I'm encountering ECONNRESET errors that are crashing my node server when I run a Nessus Essentials basic network scan:
node:events:505
throw er; // Unhandled 'error' event
^
Error: read ECONNRESET
at TCP.onStreamRead (node:internal/stream_base_commons:217:20)
Emitted 'error' event on Socket instance at:
at emitErrorNT (node:internal/streams/destroy:157:8)
at emitErrorCloseNT (node:internal/streams/destroy:122:3)

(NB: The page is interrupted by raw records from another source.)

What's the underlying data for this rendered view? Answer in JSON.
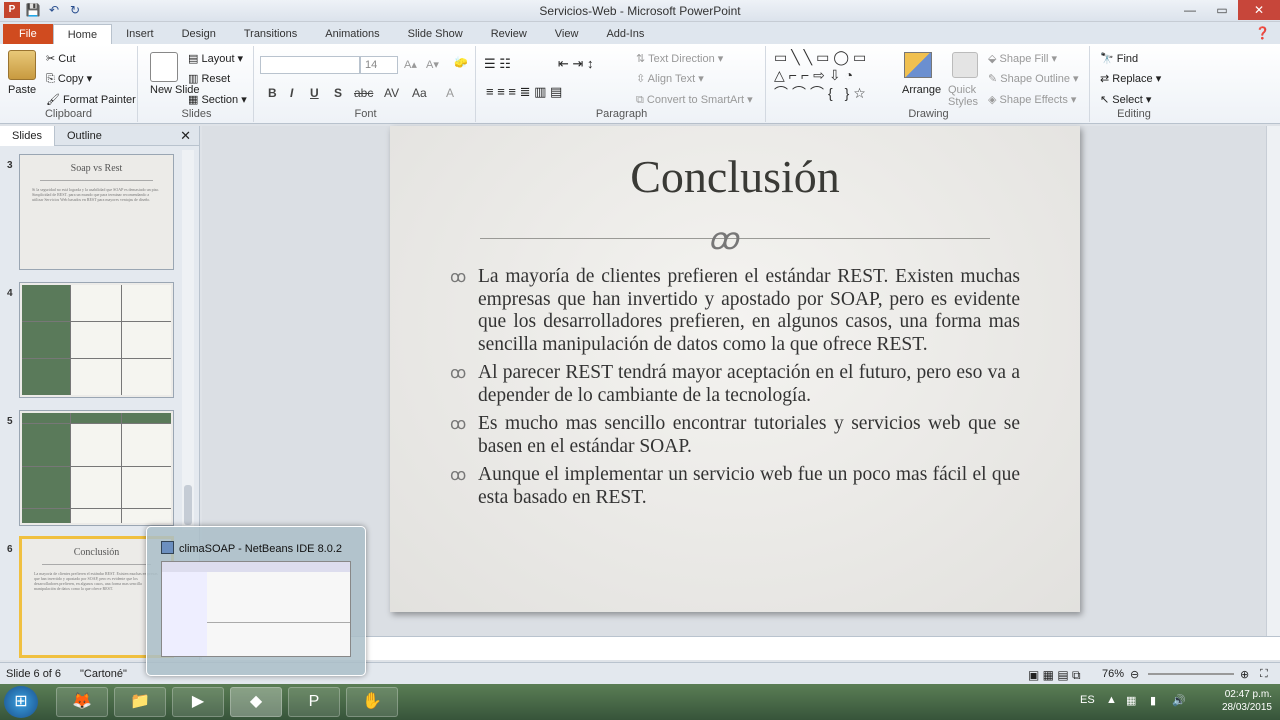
{
  "window": {
    "title": "Servicios-Web - Microsoft PowerPoint"
  },
  "tabs": [
    "File",
    "Home",
    "Insert",
    "Design",
    "Transitions",
    "Animations",
    "Slide Show",
    "Review",
    "View",
    "Add-Ins"
  ],
  "ribbon": {
    "clipboard": {
      "label": "Clipboard",
      "paste": "Paste",
      "cut": "Cut",
      "copy": "Copy",
      "format_painter": "Format Painter"
    },
    "slides": {
      "label": "Slides",
      "new_slide": "New Slide",
      "layout": "Layout",
      "reset": "Reset",
      "section": "Section"
    },
    "font": {
      "label": "Font",
      "size": "14"
    },
    "paragraph": {
      "label": "Paragraph",
      "text_direction": "Text Direction",
      "align_text": "Align Text",
      "smartart": "Convert to SmartArt"
    },
    "drawing": {
      "label": "Drawing",
      "arrange": "Arrange",
      "quick_styles": "Quick Styles",
      "shape_fill": "Shape Fill",
      "shape_outline": "Shape Outline",
      "shape_effects": "Shape Effects"
    },
    "editing": {
      "label": "Editing",
      "find": "Find",
      "replace": "Replace",
      "select": "Select"
    }
  },
  "panel": {
    "tab_slides": "Slides",
    "tab_outline": "Outline"
  },
  "thumbnails": {
    "t3": {
      "num": "3",
      "title": "Soap vs Rest",
      "text": "Si la seguridad no está lograda y la usabilidad que SOAP es demasiado un piso. Simplicidad de REST. para un mundo que para terminar recomendando a utilizar Servicios Web basados en REST para mayores ventajas de diseño."
    },
    "t4": {
      "num": "4"
    },
    "t5": {
      "num": "5"
    },
    "t6": {
      "num": "6",
      "title": "Conclusión",
      "text": "La mayoría de clientes prefieren el estándar REST. Existen muchas empresas que han invertido y apostado por SOAP, pero es evidente que los desarrolladores prefieren, en algunos casos, una forma mas sencilla manipulación de datos como la que ofrece REST."
    }
  },
  "slide": {
    "title": "Conclusión",
    "bullets": [
      "La mayoría de  clientes prefieren el estándar REST. Existen muchas empresas que han invertido y apostado por SOAP, pero es evidente que los desarrolladores prefieren, en algunos casos, una forma mas sencilla manipulación de datos como la que ofrece REST.",
      "Al parecer REST tendrá mayor aceptación en el futuro, pero eso va a depender de lo cambiante de la tecnología.",
      "Es mucho mas sencillo encontrar tutoriales y servicios web que se basen en el estándar SOAP.",
      "Aunque el implementar un servicio web fue un poco mas fácil el que esta basado en REST."
    ]
  },
  "status": {
    "slide": "Slide 6 of 6",
    "theme": "\"Cartoné\"",
    "zoom": "76%"
  },
  "preview": {
    "title": "climaSOAP - NetBeans IDE 8.0.2"
  },
  "tray": {
    "lang": "ES",
    "time": "02:47 p.m.",
    "date": "28/03/2015"
  },
  "colors": {
    "file_tab": "#d04b1f",
    "selected_thumb": "#f0c040",
    "taskbar": "#4a6b45"
  }
}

at processTicksAndRejections (node:internal/process/task_queues:83:21) {
errno: -54,
code: 'ECONNRESET',
syscall: 'read'
}
I don't know exactly what Nessus is doing and I haven't managed to reproduce the error any other way, but I've identified two interesting facts:
- The problem only occurs when running on Node versions < 16.16.0
- It also goes away if I remove socket.io, or if I instantiate socket.io using a different port or HTTP server than my express server
For context, I've simplified my application down to a minimal project still exhibits the error:
import express from 'express';
import { Server } from 'socket.io';
import morgan from 'morgan';
import winston from 'winston';
const logger = winston.createLogger({
level: 'debug',
format: winston.format.combine(
winston.format.timestamp({ format: 'YYYY-MM-DD HH:mm:ss:ms' }),
winston.format.splat(),
winston.format.prettyPrint(),
winston.format(info => {
info.level = `[${info.level.toUpperCase()}]`;
return info;
})(),
winston.format.printf(info => {
if (typeof info.message === 'object') {
info.message = JSON.stringify(info.message, null, 3);
}
return `${info.timestamp} ${info.level} ${info.message}`;
}),
),
transports: [new winston.transports.Console()]
});
const morganMiddleware = morgan(
':remote-addr :method :url :status :response-time ms',
{
stream: {
write: message => logger.http(message.trim()),
},
});
const app = express();
app.use(morganMiddleware);
const port = 3001;
const httpServer = app.listen(port, () => {
logger.info(
`Server is now listening on port ${port} ✓`,
);
new Server(httpServer);
});
export default app;
If I remove the new Server(httpServer); line, the app doesn't crash. So the error seems to be linked to socket.io and Express sharing a connection, and something going wrong during the vulnerability scan (something causing the socket to be dropped?), but I haven't managed to debug it further.
I have tried all sorts of ways of catching the error, but the only way that works is using process.on('uncaughtException'). That's not helpful however, because at that point, there is no safe way to recover from the error. The error bypasses all the error handling of both Express and socket.io.
I could of course "solve" the problem by upgrading to a more recent version of node, but I need to understand the problem in order to be sure that it's actually fixed and won't surface again in some other form. Also, I would like to be able to make my app more resilient by catching this sort of error if they were to occur in the future.
Or perhaps there's some way to separate socket.io from express that without using separate ports (which wouldn't be practical in my use-case). Can I use proxy websocket related requests through Express to socket.io without sharing an HTTP server?
Any suggestions, either to help understand/debug the problem, or to work around it, would be welcome.